Masha Sergeeva: The artists participating in the project – Tanya Akhmetgalieva, Ilya Fedotov-Fedorov, Aljoscha, Margo Trushina, Kirill Garshin, Alexandra Paperno and Vadim de Grainville (Grigoryan) – question the nature of such a system as well as its evolution, theorising about the role of the human being throughout these processes. The artists create situations or model ecosystems without intervening in the outcome. They determine the conditions, create the environments, but do not regulate the results; they build worlds and observe their development.
Could you tell us about the collaboration with the City of Moscow? How did you develop the exhibition together?

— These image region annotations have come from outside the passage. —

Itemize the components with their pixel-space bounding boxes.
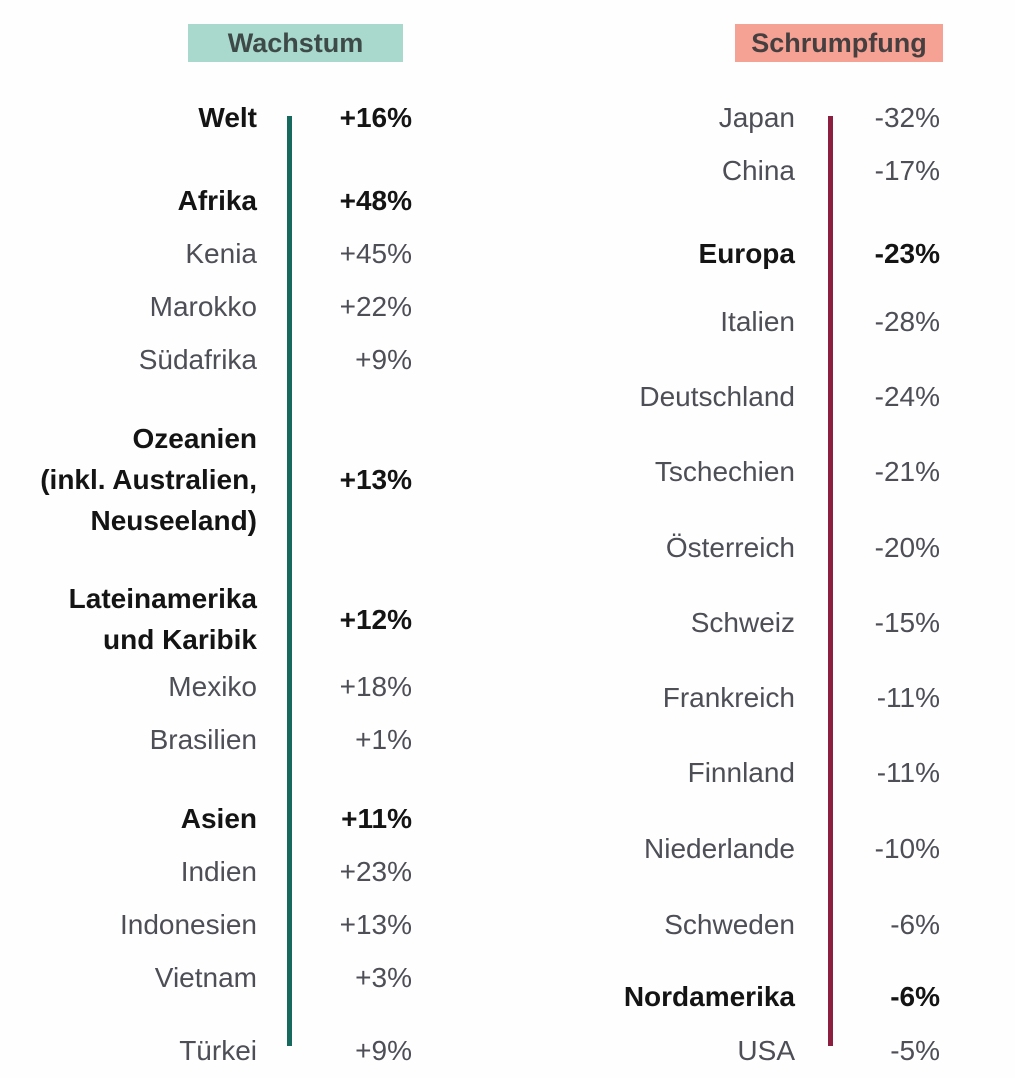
row-label: Indonesien — [119, 909, 257, 940]
row-label: Niederlande — [644, 833, 795, 864]
row-value: +9% — [355, 1035, 412, 1066]
row-label: Österreich — [665, 532, 795, 563]
row-value: -21% — [874, 456, 940, 487]
table-row: Brasilien +1% — [0, 713, 412, 766]
row-label: Lateinamerika und Karibik — [68, 583, 257, 655]
table-row: Mexiko +18% — [0, 660, 412, 713]
growth-column-header: Wachstum — [188, 24, 403, 62]
row-label: Japan — [718, 102, 795, 133]
row-value: -24% — [874, 381, 940, 412]
row-value: -6% — [890, 981, 940, 1012]
row-value: -11% — [876, 757, 940, 788]
row-label: Türkei — [179, 1035, 257, 1066]
row-value: -28% — [874, 306, 940, 337]
table-row: China -17% — [530, 144, 940, 197]
row-value: +13% — [339, 909, 412, 940]
table-row: Japan -32% — [530, 91, 940, 144]
row-value: +9% — [355, 344, 412, 375]
table-row: Ozeanien (inkl. Australien, Neuseeland) +13… — [0, 418, 412, 541]
row-label: Europa — [698, 238, 795, 269]
row-value: +11% — [341, 803, 412, 834]
row-value: +18% — [339, 671, 412, 702]
row-label: Vietnam — [154, 962, 257, 993]
row-value: -11% — [876, 682, 940, 713]
table-row: Asien +11% — [0, 792, 412, 845]
row-value: +45% — [339, 238, 412, 269]
row-label: Marokko — [149, 291, 257, 322]
row-label: Finnland — [687, 757, 795, 788]
row-label: Frankreich — [662, 682, 795, 713]
row-label: Nordamerika — [623, 981, 795, 1012]
table-row: Indien +23% — [0, 845, 412, 898]
table-row: Italien -28% — [530, 295, 940, 348]
table-row: Niederlande -10% — [530, 822, 940, 875]
row-label: Indien — [180, 856, 257, 887]
shrink-vertical-line — [828, 116, 833, 1046]
growth-column: Welt +16% Afrika +48% Kenia +45% Marokko +22% Sü… — [0, 91, 412, 1077]
row-label: China — [721, 155, 795, 186]
row-value: +23% — [339, 856, 412, 887]
row-label: Asien — [180, 803, 257, 834]
row-label: USA — [737, 1035, 795, 1066]
table-row: Türkei +9% — [0, 1024, 412, 1077]
row-label: Kenia — [185, 238, 257, 269]
row-value: +1% — [355, 724, 412, 755]
row-value: +12% — [339, 603, 412, 635]
growth-vertical-line — [287, 116, 292, 1046]
table-row: Lateinamerika und Karibik +12% — [0, 578, 412, 660]
table-row: Kenia +45% — [0, 227, 412, 280]
row-value: -10% — [874, 833, 940, 864]
row-value: -5% — [890, 1035, 940, 1066]
row-value: +48% — [339, 185, 412, 216]
table-row: Indonesien +13% — [0, 898, 412, 951]
table-row: Österreich -20% — [530, 521, 940, 574]
row-value: -23% — [874, 238, 940, 269]
row-value: -15% — [874, 607, 940, 638]
table-row: Marokko +22% — [0, 280, 412, 333]
row-label: Schweden — [664, 909, 795, 940]
table-row: Europa -23% — [530, 227, 940, 280]
row-label: Tschechien — [654, 456, 795, 487]
row-value: +3% — [355, 962, 412, 993]
table-row: Schweden -6% — [530, 898, 940, 951]
row-label: Deutschland — [639, 381, 795, 412]
row-value: +22% — [339, 291, 412, 322]
table-row: Frankreich -11% — [530, 671, 940, 724]
row-label: Afrika — [177, 185, 257, 216]
row-label: Südafrika — [138, 344, 257, 375]
table-row: Afrika +48% — [0, 174, 412, 227]
table-row: Nordamerika -6% — [530, 970, 940, 1023]
row-value: +13% — [339, 464, 412, 495]
table-row: Schweiz -15% — [530, 596, 940, 649]
table-row: Welt +16% — [0, 91, 412, 144]
row-label: Welt — [198, 102, 257, 133]
row-value: -17% — [874, 155, 940, 186]
row-label: Brasilien — [149, 724, 257, 755]
table-row: Vietnam +3% — [0, 951, 412, 1004]
table-row: Finnland -11% — [530, 746, 940, 799]
table-row: Deutschland -24% — [530, 370, 940, 423]
row-value: +16% — [339, 102, 412, 133]
row-value: -6% — [890, 909, 940, 940]
shrink-column: Japan -32% China -17% Europa -23% Italien -28% D… — [530, 91, 940, 1077]
row-value: -32% — [874, 102, 940, 133]
row-value: -20% — [874, 532, 940, 563]
table-row: Südafrika +9% — [0, 333, 412, 386]
table-row: Tschechien -21% — [530, 445, 940, 498]
row-label: Schweiz — [690, 607, 795, 638]
row-label: Mexiko — [168, 671, 257, 702]
shrink-column-header: Schrumpfung — [735, 24, 943, 62]
row-label: Italien — [720, 306, 795, 337]
table-row: USA -5% — [530, 1024, 940, 1077]
row-label: Ozeanien (inkl. Australien, Neuseeland) — [40, 423, 257, 536]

The project was initiated by the department of foreign affairs of the City of Moscow and is co-produced by Concord Group. I could not thank enough Elena Rumyantseva, the project’s head producer, and Inna Kalenskaya, project’s architect – this exhibition would have been definitely not possible without them.
I think that it is of great importance to acknowledge the support that the City of Moscow gives to the contemporary arts – the arts are a communication platform, enabling the development of international relationships between Moscow and other cosmopolitan cities around the world. Especially today, for the first time in history, many significant issues can be solved only on a global scale, as opposed to on the local scale (at the level of governments or cities). Climate change is a great example of the latter. Art and culture is a strategic way to spotlight and discuss such causes, while also developing solutions. For this reason, I am happy that my city’s government is staying relevant by choosing to support causes that speak to the underlying issues in the world.

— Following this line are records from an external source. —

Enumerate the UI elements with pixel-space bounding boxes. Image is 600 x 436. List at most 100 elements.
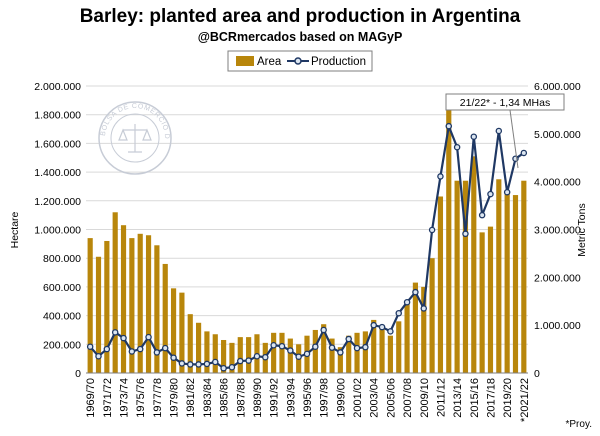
area-bar	[371, 319, 377, 373]
y-tick-label-left: 400.000	[43, 311, 81, 323]
area-bar	[404, 301, 410, 373]
production-point	[278, 342, 286, 350]
annotation-text: 21/22* - 1,34 MHas	[460, 97, 550, 109]
y-tick-label-left: 2.000.000	[34, 81, 81, 93]
projection-note: *Proy.	[565, 419, 593, 430]
area-bar	[195, 322, 202, 373]
x-tick-label: 2015/16	[469, 378, 481, 418]
x-tick-label: 1993/94	[285, 378, 297, 418]
x-tick-label: 1969/70	[85, 378, 97, 418]
x-tick-label: 2005/06	[385, 378, 397, 418]
legend-area-swatch	[236, 56, 254, 66]
production-point	[228, 364, 236, 371]
seal-scales-icon	[118, 124, 152, 153]
area-bar	[312, 329, 318, 373]
y-tick-label-left: 600.000	[43, 282, 81, 294]
x-axis-ticks: 1969/70 1971/72 1973/74 1975/76 1977/78 1979/…	[85, 378, 531, 422]
area-bar	[229, 342, 235, 373]
y-tick-label-right: 0	[534, 368, 540, 380]
area-bar	[162, 263, 168, 373]
production-point	[178, 360, 186, 367]
production-point	[170, 354, 177, 361]
area-bar	[362, 331, 368, 373]
production-point	[328, 344, 336, 351]
legend-area-label: Area	[257, 56, 282, 68]
x-tick-label: 1995/96	[302, 378, 314, 418]
area-bar	[112, 212, 118, 373]
production-point	[345, 335, 352, 343]
production-point	[262, 353, 269, 361]
y-tick-label-right: 2.000.000	[534, 272, 581, 284]
production-point	[111, 329, 119, 336]
x-tick-label: 1977/78	[152, 378, 164, 418]
area-bar	[237, 337, 243, 373]
production-point	[303, 350, 311, 358]
production-point	[212, 358, 219, 366]
production-point	[203, 360, 211, 368]
x-tick-label: 1991/92	[269, 378, 281, 418]
area-bar	[104, 240, 110, 373]
area-bar	[170, 288, 177, 373]
y-tick-label-left: 1.800.000	[34, 110, 81, 122]
production-point	[337, 349, 344, 356]
production-line	[86, 122, 528, 372]
seal-text: BOLSA DE COMERCIO DE ROSARIO	[0, 0, 170, 139]
y-tick-label-right: 1.000.000	[534, 320, 581, 332]
production-point	[195, 361, 202, 368]
production-point	[245, 357, 252, 364]
area-bar	[287, 338, 293, 373]
x-tick-label: 1985/86	[219, 378, 231, 418]
production-point	[136, 345, 144, 353]
area-bar	[487, 226, 494, 373]
watermark-seal: BOLSA DE COMERCIO DE ROSARIO	[0, 0, 172, 175]
y-tick-label-left: 1.400.000	[34, 167, 81, 179]
y-axis-left-ticks: 0 200.000 400.000 600.000 800.000 1.000.000 1.…	[34, 81, 81, 380]
y-tick-label-left: 1.000.000	[34, 225, 81, 237]
area-bar	[387, 335, 393, 373]
x-tick-label: 1997/98	[319, 378, 331, 418]
production-point	[395, 309, 402, 317]
production-point	[378, 323, 386, 331]
production-point	[295, 353, 302, 360]
annotation-pointer	[509, 109, 519, 169]
y-axis-left-label: Hectare	[9, 211, 21, 248]
x-tick-label: 1975/76	[135, 378, 147, 418]
area-bar	[95, 256, 102, 373]
production-point	[412, 288, 419, 296]
production-point	[437, 173, 444, 180]
area-bar	[396, 321, 402, 373]
area-bar	[354, 332, 360, 373]
y-tick-label-left: 1.200.000	[34, 196, 81, 208]
area-bar	[187, 314, 193, 373]
production-point	[161, 344, 169, 352]
production-point	[86, 343, 94, 350]
area-bar	[421, 286, 427, 373]
x-tick-label: 2011/12	[435, 378, 447, 417]
production-point	[353, 344, 361, 352]
seal-inner-ring	[110, 113, 160, 163]
x-tick-label: 1987/88	[235, 378, 247, 418]
seal-outer-ring	[98, 101, 172, 175]
x-tick-label: *2021/22	[519, 378, 531, 422]
production-point	[478, 211, 486, 219]
y-tick-label-right: 4.000.000	[534, 177, 581, 189]
area-bar	[446, 103, 452, 373]
production-point	[420, 305, 428, 312]
x-tick-label: 1983/84	[202, 378, 214, 418]
production-point	[520, 149, 528, 157]
y-axis-right-label: Metric Tons	[576, 203, 588, 257]
production-point	[453, 143, 461, 151]
annotation: 21/22* - 1,34 MHas	[445, 93, 565, 169]
production-point	[220, 364, 227, 372]
y-tick-label-left: 200.000	[43, 339, 81, 351]
area-bar	[437, 196, 444, 373]
production-point	[495, 127, 503, 135]
area-bar	[454, 180, 460, 373]
legend: Area Production	[227, 50, 373, 72]
chart-title: Barley: planted area and production in A…	[79, 6, 521, 27]
area-bar	[379, 325, 385, 373]
x-tick-label: 2001/02	[352, 378, 364, 418]
y-axis-right-ticks: 0 1.000.000 2.000.000 3.000.000 4.000.000 5.0…	[534, 81, 581, 380]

How did you select the artists? Have you been collaborating with them since long time?
I’ve been working with some of the artists and have been following the work of the others for a long time. All of the selected artists have a strong record exhibiting their work in leading institutions in Russia and abroad, while creating work relevant to the topic of the exhibition.
The artists are representative of the Russian contemporary art scene. Could you tell us about your perspective of the art scene in Moscow and the art community over there?

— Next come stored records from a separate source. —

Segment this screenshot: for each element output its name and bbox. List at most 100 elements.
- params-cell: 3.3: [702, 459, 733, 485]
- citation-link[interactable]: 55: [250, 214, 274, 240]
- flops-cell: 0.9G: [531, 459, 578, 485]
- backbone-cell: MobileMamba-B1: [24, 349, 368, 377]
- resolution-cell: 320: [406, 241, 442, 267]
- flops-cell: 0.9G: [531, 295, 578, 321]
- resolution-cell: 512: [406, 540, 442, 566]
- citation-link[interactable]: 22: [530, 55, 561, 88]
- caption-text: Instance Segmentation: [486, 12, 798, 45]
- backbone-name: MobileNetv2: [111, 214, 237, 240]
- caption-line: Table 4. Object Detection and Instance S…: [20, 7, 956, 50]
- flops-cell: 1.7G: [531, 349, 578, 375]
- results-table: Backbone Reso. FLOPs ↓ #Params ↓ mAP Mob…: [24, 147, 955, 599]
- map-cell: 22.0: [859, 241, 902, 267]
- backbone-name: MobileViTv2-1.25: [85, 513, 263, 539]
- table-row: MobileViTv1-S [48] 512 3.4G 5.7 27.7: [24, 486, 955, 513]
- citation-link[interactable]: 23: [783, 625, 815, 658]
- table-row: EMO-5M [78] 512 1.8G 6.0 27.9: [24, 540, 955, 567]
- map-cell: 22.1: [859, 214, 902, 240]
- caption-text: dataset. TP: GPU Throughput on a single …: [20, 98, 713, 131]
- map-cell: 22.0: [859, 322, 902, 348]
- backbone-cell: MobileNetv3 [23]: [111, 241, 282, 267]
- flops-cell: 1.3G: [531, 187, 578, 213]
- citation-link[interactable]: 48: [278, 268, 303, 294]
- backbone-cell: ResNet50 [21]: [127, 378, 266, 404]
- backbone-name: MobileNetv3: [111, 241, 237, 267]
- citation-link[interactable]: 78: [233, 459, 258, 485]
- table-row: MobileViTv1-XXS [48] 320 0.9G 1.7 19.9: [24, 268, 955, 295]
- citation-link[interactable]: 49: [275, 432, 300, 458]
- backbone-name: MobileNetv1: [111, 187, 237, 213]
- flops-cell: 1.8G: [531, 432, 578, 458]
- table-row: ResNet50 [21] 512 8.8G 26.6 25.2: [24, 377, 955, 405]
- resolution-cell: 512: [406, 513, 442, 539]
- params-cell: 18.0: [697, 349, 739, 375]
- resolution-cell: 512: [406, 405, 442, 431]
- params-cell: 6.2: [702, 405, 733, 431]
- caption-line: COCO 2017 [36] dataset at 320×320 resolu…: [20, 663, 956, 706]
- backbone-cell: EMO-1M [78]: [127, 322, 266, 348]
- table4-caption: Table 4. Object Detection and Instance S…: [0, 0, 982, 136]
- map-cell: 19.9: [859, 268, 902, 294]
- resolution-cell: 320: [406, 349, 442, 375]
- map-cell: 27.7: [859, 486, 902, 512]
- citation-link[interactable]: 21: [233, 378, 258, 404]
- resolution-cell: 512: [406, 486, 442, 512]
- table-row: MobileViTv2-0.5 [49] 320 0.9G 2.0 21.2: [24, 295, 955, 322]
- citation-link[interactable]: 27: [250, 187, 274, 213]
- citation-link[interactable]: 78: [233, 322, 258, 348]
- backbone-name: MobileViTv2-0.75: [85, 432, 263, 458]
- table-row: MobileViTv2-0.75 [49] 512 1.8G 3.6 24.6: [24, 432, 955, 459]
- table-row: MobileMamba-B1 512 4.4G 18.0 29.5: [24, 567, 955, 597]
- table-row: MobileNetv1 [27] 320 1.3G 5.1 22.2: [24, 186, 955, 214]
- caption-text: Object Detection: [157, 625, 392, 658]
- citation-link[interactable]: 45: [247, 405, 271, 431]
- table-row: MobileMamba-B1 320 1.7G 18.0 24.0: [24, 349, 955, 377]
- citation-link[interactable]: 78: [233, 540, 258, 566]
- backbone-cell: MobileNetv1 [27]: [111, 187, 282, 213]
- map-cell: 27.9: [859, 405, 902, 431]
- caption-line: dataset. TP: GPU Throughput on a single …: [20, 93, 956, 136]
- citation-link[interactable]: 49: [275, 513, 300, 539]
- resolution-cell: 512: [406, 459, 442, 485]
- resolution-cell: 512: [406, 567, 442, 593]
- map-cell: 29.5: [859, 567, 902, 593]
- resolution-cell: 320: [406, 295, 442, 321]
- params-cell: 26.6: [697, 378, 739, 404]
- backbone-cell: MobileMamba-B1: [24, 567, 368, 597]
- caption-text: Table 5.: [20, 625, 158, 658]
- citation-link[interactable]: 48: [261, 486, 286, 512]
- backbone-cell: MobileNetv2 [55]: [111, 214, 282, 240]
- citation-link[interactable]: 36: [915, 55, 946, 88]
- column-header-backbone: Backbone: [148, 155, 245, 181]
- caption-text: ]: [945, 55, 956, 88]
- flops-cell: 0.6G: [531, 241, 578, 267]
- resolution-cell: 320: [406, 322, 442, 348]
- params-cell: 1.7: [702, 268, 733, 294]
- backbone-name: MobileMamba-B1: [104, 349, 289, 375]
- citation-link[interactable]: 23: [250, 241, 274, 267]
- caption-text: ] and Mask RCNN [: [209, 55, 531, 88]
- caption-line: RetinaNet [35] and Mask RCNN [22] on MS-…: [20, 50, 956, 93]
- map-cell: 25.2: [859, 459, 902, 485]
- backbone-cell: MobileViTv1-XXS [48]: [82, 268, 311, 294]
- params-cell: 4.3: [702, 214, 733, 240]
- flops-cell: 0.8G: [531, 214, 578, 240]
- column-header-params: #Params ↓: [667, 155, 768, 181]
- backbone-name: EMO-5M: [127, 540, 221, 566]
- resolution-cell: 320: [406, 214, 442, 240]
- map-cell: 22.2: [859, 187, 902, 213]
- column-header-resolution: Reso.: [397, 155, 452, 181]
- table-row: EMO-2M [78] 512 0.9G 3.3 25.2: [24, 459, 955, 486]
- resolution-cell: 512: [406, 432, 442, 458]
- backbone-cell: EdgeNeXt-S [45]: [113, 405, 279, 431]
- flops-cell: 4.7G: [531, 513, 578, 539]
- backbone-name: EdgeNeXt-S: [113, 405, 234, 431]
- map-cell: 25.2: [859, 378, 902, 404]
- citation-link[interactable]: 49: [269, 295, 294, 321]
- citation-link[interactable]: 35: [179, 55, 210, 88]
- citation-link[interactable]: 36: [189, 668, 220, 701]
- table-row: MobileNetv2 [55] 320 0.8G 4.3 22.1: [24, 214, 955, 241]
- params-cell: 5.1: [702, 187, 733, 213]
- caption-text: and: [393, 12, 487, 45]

I think the Russian contemporary art scene is gaining its momentum right now. More and more projects and galleries are emerging in the country, and the number of strong international shows that Russian artists are participating in is growing. Moreover, the government is becoming increasingly interested in the field of contemporary arts. I think the biggest challenge for artists today is producing work that is relevant to the global discourse, while remaining authentic and connected to their heritage, tradition and roots – this authenticity is what makes their work unique. I think the context of artwork created in Moscow and Russia provides the perfect grounds for embodying this balance and maintaining the individuality of local artistry.
What do you think about the presence of Russian Art in Venice? Let’s think to the Moscow based foundation VAC, which opened a branch in Venice in 2017 or the country National Participation at the Venice Biennale…
I think it is a great way for artists to voice their thoughts and be heard at the level of an international arena. It is also important for the development of the local scene to be included in global conversation, so I am very supportive of the presence of Russian Contemporary Art and the previously mentioned projects.